How can Ramsay be redeemed?
If you have the stomach, take a closer look at the dog sequence from Sunday's episode. It's a familiar type of GoT scene, where an innocent character walks into a dangerous, clichéd situation that on any other fantasy show would end with the arrival of a brave knight coming to the rescue. But by now, viewers know that the cynical worldview of the show demands that the conventional story beat be upended: the innocent is murdered, evil wins, and the bad guys get the last word.
"I prefer being an only child," says Ramsay, perpetuating a hilarious only-child stereotype that has to sting for anyone without siblings. It's a silly quip that undersells the gravity of the moment. It probably would've been less over the top if he had turned to the camera and said, "Can you believe I went there? Look at me. I'm a naughty boy!"
But rewatch the scene, and maybe you'll notice a funny look on Ramsay's face. Was that, for the first time, the slightest glimmer of regret? Is this latest atrocity the tipping point that will lead to a friendlier, more human Ramsay? I don't think I'm misreading the moment, either. "It's not calculated, it's reactionary," said Iwan Rheon about the killing of Roose Bolton in an interview with Entertainment Weekly. "And it has an effect on him, which he didn't expect."

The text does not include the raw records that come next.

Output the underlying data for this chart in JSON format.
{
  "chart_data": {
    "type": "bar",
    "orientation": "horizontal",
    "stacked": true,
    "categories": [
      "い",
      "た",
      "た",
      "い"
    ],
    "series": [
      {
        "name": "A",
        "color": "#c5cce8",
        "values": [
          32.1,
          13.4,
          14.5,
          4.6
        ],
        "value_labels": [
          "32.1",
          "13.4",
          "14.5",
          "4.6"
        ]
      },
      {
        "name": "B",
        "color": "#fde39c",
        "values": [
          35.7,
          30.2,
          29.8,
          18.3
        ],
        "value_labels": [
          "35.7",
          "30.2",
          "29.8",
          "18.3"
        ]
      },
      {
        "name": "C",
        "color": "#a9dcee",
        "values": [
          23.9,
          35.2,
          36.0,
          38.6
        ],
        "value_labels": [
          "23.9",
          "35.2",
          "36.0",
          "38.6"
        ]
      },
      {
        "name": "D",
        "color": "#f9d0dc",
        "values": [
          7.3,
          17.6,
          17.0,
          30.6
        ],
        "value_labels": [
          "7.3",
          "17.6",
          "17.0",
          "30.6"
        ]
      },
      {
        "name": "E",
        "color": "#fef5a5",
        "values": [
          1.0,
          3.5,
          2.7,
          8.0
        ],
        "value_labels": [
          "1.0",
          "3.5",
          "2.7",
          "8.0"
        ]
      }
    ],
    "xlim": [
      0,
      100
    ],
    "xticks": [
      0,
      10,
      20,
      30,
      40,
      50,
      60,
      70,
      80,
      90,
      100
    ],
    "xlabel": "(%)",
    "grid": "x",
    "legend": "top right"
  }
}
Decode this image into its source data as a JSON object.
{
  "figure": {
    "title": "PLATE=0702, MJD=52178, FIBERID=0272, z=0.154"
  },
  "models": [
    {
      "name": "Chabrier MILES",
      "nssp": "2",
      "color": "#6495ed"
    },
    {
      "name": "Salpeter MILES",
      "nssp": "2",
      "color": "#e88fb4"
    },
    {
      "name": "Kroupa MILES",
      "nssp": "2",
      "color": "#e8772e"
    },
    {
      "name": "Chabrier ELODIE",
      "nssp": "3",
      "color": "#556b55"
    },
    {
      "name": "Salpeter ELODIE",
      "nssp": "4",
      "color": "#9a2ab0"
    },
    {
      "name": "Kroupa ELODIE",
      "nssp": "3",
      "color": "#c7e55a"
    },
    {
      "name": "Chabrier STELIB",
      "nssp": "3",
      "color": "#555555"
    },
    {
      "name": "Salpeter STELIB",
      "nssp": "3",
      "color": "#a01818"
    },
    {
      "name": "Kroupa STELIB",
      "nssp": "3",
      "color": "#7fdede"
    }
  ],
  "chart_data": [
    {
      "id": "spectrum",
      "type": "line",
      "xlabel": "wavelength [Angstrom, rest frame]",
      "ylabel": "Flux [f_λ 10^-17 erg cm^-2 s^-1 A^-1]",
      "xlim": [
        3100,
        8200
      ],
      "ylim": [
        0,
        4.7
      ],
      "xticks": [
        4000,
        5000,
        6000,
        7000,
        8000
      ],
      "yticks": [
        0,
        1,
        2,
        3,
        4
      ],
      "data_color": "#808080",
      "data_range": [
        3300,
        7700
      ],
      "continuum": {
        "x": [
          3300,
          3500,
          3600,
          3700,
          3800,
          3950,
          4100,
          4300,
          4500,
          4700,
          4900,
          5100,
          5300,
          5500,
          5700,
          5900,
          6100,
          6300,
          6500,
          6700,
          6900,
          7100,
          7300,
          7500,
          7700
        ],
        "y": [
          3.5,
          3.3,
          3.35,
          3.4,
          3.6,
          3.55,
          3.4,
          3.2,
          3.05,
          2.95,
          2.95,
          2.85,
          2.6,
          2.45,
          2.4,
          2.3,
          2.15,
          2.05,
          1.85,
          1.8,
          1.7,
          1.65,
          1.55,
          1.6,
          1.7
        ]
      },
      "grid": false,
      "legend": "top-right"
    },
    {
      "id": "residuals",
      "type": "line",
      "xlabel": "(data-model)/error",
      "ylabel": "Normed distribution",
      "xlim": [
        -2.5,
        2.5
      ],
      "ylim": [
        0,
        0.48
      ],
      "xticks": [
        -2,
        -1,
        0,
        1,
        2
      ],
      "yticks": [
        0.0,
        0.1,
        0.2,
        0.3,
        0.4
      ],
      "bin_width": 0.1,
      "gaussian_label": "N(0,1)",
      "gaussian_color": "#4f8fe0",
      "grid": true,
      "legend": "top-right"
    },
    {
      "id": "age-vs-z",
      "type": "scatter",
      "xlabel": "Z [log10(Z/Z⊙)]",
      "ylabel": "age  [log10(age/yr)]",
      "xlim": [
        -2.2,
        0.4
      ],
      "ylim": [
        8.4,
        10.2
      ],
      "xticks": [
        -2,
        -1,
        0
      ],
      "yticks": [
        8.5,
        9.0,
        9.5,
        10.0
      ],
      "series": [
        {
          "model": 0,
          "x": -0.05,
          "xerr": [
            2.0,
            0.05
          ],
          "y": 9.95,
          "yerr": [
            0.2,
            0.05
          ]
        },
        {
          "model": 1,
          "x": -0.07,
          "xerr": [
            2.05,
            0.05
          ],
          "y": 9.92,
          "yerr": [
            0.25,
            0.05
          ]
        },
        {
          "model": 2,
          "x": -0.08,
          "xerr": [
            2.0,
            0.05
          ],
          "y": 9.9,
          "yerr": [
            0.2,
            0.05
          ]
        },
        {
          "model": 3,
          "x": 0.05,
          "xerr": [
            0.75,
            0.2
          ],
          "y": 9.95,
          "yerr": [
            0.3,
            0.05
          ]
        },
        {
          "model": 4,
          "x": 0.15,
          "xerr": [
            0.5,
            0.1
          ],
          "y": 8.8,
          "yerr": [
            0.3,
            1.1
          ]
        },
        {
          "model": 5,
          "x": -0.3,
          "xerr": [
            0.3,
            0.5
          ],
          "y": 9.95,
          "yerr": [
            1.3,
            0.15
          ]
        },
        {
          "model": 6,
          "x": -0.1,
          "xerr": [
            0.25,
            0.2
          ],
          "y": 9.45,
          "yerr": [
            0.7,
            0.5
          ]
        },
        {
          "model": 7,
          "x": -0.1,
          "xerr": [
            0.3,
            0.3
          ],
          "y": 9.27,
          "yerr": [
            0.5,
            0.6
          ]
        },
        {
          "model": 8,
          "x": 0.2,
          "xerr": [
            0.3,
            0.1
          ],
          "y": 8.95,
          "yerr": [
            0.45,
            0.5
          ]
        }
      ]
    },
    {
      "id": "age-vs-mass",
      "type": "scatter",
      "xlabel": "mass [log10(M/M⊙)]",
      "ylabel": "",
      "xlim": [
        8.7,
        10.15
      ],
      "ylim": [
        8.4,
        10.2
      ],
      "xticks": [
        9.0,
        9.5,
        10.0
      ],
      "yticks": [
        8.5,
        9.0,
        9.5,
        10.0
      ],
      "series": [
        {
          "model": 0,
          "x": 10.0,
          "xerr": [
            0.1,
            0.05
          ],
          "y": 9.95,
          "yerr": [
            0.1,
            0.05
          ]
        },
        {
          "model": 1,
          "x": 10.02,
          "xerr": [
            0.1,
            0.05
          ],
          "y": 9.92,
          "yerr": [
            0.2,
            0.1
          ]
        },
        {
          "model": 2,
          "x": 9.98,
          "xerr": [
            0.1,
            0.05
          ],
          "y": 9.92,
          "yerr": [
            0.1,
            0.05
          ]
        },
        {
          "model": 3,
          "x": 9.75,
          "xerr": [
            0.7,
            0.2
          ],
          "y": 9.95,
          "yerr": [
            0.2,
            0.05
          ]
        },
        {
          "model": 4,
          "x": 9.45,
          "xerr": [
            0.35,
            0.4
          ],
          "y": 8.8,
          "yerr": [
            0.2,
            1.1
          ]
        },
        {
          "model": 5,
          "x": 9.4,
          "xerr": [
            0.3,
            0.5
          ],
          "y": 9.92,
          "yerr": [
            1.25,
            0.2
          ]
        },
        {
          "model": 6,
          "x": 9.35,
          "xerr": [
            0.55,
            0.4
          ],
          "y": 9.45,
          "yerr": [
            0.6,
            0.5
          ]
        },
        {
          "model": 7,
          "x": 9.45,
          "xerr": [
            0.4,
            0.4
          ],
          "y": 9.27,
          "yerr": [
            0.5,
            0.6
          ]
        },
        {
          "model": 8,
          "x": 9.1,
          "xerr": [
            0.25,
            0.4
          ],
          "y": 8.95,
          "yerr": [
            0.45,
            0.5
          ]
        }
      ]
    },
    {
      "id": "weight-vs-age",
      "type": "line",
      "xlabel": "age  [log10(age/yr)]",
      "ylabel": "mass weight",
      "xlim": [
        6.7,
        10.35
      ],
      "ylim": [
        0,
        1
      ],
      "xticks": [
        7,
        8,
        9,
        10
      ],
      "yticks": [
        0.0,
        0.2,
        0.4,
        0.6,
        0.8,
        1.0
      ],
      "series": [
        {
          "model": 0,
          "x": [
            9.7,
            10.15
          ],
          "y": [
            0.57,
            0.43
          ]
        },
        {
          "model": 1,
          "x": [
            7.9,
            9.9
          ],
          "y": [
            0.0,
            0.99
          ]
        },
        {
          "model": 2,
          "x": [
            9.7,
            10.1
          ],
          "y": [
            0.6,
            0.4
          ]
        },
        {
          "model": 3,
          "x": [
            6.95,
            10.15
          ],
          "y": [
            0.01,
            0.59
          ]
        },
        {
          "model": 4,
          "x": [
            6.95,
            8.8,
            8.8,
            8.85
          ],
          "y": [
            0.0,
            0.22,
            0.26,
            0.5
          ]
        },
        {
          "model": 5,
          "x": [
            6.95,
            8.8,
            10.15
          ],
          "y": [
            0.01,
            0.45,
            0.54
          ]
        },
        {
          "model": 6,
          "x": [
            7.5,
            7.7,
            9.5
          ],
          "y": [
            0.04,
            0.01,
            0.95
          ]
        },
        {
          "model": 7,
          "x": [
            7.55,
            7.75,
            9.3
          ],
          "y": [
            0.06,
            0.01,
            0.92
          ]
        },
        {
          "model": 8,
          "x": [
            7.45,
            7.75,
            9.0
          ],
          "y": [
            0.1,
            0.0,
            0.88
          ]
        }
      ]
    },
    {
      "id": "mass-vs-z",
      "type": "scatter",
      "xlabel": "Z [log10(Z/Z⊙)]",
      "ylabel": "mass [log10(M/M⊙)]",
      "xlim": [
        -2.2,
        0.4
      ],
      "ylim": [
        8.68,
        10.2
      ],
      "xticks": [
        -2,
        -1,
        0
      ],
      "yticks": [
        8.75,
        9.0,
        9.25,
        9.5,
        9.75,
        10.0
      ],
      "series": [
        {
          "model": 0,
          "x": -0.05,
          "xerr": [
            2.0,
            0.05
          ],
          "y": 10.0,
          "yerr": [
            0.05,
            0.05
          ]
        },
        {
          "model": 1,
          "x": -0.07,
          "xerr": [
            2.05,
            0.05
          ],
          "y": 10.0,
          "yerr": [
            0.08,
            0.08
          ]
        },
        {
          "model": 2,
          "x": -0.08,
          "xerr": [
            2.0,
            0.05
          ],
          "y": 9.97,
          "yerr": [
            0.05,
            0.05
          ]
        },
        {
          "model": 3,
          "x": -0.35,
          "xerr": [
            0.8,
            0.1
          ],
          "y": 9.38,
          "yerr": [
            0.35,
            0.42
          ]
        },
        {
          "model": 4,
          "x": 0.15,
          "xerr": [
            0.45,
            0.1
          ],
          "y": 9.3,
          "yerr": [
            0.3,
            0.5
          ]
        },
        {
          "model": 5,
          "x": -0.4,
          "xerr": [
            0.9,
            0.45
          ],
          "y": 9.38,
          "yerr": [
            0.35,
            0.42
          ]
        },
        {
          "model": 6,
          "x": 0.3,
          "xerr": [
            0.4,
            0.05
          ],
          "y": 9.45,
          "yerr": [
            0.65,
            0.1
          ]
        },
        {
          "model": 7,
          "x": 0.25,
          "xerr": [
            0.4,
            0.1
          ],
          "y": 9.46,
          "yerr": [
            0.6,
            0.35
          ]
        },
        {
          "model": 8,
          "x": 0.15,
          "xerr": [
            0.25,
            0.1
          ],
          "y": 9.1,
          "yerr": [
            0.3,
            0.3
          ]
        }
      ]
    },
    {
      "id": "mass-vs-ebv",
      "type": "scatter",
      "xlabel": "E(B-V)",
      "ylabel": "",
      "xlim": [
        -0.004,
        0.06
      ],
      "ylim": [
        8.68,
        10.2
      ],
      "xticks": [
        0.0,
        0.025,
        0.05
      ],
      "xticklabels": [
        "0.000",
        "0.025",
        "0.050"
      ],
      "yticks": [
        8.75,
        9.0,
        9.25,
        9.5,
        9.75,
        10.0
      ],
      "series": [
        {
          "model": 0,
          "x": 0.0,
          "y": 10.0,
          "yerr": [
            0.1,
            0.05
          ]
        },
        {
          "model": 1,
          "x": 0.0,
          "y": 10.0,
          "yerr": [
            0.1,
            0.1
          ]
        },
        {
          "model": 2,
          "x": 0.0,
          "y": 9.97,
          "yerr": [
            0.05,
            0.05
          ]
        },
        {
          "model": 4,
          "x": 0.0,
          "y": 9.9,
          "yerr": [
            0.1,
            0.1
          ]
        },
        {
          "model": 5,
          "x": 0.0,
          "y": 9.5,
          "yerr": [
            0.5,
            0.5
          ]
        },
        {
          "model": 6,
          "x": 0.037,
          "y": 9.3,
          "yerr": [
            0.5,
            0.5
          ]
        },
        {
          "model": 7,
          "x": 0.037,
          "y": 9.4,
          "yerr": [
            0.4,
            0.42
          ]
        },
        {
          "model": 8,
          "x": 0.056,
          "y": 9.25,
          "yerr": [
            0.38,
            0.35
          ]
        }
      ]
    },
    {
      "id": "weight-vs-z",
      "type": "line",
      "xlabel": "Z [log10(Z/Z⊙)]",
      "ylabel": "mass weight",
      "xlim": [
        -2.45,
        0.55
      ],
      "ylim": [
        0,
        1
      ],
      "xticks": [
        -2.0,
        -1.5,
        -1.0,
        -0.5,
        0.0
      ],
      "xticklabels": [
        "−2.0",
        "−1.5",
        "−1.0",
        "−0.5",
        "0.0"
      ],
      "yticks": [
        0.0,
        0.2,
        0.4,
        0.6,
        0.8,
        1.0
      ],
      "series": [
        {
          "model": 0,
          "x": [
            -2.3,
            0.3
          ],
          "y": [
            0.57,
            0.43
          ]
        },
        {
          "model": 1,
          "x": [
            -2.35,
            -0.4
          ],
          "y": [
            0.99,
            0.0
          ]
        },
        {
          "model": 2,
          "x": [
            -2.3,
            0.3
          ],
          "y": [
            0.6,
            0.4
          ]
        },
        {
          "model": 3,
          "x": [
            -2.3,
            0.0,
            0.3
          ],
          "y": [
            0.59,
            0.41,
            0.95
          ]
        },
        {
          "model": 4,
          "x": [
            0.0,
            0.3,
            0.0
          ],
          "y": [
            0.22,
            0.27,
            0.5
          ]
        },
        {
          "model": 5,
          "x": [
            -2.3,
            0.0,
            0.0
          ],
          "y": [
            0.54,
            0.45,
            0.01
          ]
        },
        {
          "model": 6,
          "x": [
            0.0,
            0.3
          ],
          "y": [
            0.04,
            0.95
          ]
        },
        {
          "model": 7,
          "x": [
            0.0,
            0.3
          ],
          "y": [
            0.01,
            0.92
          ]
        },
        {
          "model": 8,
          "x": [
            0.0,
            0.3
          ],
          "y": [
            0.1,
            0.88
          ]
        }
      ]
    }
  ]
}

Those comments, along with the emotions he displayed following the death of fellow sadist Myranda, suggest that Ramsay might have a hint of humanity that will be explored in the next few episodes. But it also feels like too little, too late. At this point, most viewers are just eagerly anticipating his death every time he pops up on screen.
The only way to make Ramsay a more compelling villain is to turn him into a tragic sweetheart. Imagine a character capable of feeding a baby to a dog and bringing you to tears -- now that would be horrifying.